After the declaration there were no more messages between the two of them but there were several between Zero and Roark. He had his goons watching Brysen and Dovie. He also had eyes on Spanky’s, the strip club that was now the de facto operating headquarters for Nassir since the Pit was gone. Spanky’s was also where a stripper named Honor danced, and if anyone cared to watch closely enough, they would see that if Nassir had any kind of weakness, it was her. The texts indicated that whatever was driving Roark was amping up to bring the fight right to the heart of those willing to stand sentinel between him and his revenge, and all that could mean was that things were going to get uglier and bloodier before I could put a stop to it.
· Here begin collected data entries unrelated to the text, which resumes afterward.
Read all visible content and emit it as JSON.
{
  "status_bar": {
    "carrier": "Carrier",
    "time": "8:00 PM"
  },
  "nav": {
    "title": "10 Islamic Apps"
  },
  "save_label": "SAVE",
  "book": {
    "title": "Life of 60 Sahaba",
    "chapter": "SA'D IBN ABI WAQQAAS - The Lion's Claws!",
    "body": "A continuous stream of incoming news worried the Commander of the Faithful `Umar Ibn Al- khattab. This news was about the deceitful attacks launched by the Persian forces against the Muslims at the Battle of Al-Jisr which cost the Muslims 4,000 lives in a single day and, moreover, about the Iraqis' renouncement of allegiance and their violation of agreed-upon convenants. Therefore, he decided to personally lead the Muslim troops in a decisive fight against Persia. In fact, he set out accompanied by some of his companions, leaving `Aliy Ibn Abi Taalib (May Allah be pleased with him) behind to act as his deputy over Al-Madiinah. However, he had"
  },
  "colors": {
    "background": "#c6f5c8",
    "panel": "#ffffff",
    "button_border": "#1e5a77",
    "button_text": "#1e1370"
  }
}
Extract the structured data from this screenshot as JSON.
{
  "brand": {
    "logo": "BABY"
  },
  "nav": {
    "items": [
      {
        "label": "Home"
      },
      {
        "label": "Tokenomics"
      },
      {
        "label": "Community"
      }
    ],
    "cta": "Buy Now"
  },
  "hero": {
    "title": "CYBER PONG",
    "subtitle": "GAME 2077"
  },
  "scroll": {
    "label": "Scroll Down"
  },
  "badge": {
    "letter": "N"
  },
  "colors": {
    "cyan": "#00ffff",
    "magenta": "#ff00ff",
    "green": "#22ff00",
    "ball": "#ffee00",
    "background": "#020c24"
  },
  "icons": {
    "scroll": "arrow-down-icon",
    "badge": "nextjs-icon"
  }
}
The texts stopped because it was apparent that the next time Roark saw Reeve she snagged his phone and headed back to the city in order to hand it over to me. She saw his profession of love for what it was, a smoke screen, and had done what she had done since the first time I had met her. She was covering her own ass and I bet Roark was smart enough to know that his cover as a good guy, as a member of law enforcement, was blown as soon as the phone came up missing. I would wager my left nut that the fed had gone into hiding and that I wasn’t the only one that would be looking for him. I made a mental note to put a call in to the marshals to see just how much they knew about their dirty agent.